Although firms are going private and delisting to avoid SOX, some studies have shown that they are still complying with the law. One reason is that the company will need a private bank debt or cash on hand to finance going private. Most often the firm turns to a high yield debt market to fund the transaction which the SEC requires filing periodic reports which are now subject to SOX compliance (Barlett-III, 2008).

The Effectiveness of SOX

One main purpose of SOX was to restore investor confidence and enhance corporate responsibility. Though it is hard to measure the quantitative benefits of SOX, some firms believe that Section 404 has helped improve confidence in the audit committees and improve the quality of financial reporting (SEC, 2009). Though no law will completely eliminate fraud, it is believed that SOX will have a positive effect on investor confidence (Vay, 2006). A survey conducted by Vay concludes that 58.1% of the respondents state that SOX is not effective in the prevention and detection of fraud within financial statements though only 25% believe that SOX should not be in effect at all (2006). Some complaints of Vay's respondents were that foreign companies have a competitive advantage over U.S. companies because they do not have to invest the same time and effort to comply with SOX (2006). Section 404 costs are believed to not outweigh the cost of compliance based on the SEC's survey (2009). SEC Chairman Donaldson states that "Section 404 has not been easy for public companies and has required significant outlays of time and expense. The Section 404 effort should improve not only the quality of information to shareholders, but also the quality of information management relies on to make decisions" (Donaldson, 2005, p. 1). It is clear that companies clearly want Section 404 revised and that SOX has been most beneficial to investors.

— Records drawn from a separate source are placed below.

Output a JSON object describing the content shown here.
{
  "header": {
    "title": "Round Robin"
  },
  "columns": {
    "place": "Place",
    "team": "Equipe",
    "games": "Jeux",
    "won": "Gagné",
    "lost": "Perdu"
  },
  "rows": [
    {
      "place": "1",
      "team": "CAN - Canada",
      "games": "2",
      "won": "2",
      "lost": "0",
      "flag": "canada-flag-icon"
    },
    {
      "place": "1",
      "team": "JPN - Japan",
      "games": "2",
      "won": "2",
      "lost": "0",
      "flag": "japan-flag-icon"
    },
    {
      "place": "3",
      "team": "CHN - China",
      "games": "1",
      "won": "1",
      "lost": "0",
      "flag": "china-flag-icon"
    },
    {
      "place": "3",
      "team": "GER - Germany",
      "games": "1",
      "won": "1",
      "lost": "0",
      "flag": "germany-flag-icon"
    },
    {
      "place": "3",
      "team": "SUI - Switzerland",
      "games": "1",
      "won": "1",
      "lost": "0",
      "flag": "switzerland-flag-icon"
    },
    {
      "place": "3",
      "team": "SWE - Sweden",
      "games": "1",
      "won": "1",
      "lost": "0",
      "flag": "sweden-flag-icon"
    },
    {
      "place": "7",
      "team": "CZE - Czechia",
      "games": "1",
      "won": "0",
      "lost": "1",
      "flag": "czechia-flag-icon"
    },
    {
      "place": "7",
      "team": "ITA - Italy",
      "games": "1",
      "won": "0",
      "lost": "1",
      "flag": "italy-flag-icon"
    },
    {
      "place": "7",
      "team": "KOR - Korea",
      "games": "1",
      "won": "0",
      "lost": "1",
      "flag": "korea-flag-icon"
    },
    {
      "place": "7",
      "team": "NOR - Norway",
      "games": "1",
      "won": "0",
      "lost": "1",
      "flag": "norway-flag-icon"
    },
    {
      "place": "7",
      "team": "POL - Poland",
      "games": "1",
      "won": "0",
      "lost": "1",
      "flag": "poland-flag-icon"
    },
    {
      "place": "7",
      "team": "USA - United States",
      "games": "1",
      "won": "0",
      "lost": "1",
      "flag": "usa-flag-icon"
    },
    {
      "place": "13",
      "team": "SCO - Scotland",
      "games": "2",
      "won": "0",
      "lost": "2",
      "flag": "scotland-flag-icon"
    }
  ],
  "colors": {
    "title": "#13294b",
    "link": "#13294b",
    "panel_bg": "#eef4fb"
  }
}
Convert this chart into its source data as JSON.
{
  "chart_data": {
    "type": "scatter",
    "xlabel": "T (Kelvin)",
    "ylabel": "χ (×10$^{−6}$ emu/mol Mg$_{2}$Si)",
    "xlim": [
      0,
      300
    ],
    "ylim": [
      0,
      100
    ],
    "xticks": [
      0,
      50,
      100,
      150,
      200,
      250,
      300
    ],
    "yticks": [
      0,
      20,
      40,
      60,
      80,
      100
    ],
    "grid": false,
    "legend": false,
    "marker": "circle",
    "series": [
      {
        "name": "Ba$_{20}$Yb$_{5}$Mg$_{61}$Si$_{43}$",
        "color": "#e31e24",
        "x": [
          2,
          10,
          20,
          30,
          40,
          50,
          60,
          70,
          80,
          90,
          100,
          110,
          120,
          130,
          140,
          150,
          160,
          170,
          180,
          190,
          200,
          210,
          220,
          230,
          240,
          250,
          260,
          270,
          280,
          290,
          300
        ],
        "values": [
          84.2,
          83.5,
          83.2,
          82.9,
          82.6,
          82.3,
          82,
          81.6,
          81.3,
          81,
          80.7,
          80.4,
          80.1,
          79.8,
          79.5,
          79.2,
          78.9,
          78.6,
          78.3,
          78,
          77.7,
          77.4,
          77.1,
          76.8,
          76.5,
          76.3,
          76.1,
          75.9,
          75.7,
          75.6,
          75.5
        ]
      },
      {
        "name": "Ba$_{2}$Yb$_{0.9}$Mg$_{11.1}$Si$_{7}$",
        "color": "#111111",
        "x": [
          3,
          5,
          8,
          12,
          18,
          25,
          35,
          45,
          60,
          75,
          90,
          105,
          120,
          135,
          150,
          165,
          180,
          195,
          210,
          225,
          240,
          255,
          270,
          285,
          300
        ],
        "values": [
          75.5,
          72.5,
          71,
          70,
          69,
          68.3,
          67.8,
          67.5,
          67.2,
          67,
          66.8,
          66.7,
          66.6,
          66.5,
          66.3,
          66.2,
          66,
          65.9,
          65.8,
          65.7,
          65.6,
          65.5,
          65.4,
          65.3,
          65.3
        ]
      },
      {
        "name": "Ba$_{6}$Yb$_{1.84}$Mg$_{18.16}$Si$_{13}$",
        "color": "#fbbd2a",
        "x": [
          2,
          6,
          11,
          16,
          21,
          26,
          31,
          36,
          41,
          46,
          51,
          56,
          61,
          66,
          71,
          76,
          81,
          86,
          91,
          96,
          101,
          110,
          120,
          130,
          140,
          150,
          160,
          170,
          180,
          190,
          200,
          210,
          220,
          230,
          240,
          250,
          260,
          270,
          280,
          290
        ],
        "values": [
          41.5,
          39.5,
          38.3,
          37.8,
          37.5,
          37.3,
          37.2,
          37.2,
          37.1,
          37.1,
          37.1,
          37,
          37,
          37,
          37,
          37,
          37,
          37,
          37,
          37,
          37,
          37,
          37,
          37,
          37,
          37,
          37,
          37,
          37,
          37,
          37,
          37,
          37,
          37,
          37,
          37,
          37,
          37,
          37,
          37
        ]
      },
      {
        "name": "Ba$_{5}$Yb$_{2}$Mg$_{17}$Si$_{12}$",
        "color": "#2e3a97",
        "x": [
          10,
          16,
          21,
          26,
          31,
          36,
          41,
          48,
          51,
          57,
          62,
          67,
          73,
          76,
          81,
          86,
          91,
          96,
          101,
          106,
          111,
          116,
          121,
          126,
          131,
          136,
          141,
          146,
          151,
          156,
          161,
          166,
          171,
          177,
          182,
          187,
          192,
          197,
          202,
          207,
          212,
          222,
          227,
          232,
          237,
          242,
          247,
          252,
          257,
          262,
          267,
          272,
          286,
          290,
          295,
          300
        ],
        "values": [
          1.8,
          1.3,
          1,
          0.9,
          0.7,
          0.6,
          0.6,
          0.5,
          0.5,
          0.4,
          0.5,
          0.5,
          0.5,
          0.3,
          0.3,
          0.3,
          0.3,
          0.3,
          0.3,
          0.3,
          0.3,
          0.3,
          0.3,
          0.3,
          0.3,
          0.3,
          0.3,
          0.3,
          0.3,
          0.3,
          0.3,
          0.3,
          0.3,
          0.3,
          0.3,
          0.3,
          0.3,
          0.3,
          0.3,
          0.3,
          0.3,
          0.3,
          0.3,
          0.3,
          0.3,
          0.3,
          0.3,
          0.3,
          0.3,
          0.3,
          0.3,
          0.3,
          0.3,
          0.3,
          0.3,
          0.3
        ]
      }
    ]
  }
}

In response to the major financial scandals of Enron and WorldCom, Congress passed the Sarbanes-Oxley Act of 2002. The main focuses of this act was to restore investor confidence and enhance corporate responsibility for financial reports. Though it was already illegal to provide inaccurate financial statements Section 302 provides a more detailed description of what is to be required by CEOs and CFOs. Section 906 adds amendments for criminal penalties.

The main complaint about SOX from public companies is the cost of compliance with SOX, particularly Section 404. Though it is believed that the costs do not outweigh the benefits there is no doubt that companies believe there are a significant amount of benefits and that SOX should simply be revised to achieve full effectiveness. This Act is still very new and with the recent revisions that all publicly traded companies must comply with Section 404(b), many new reports will undoubtedly now come out assessing the effectiveness of the revisions.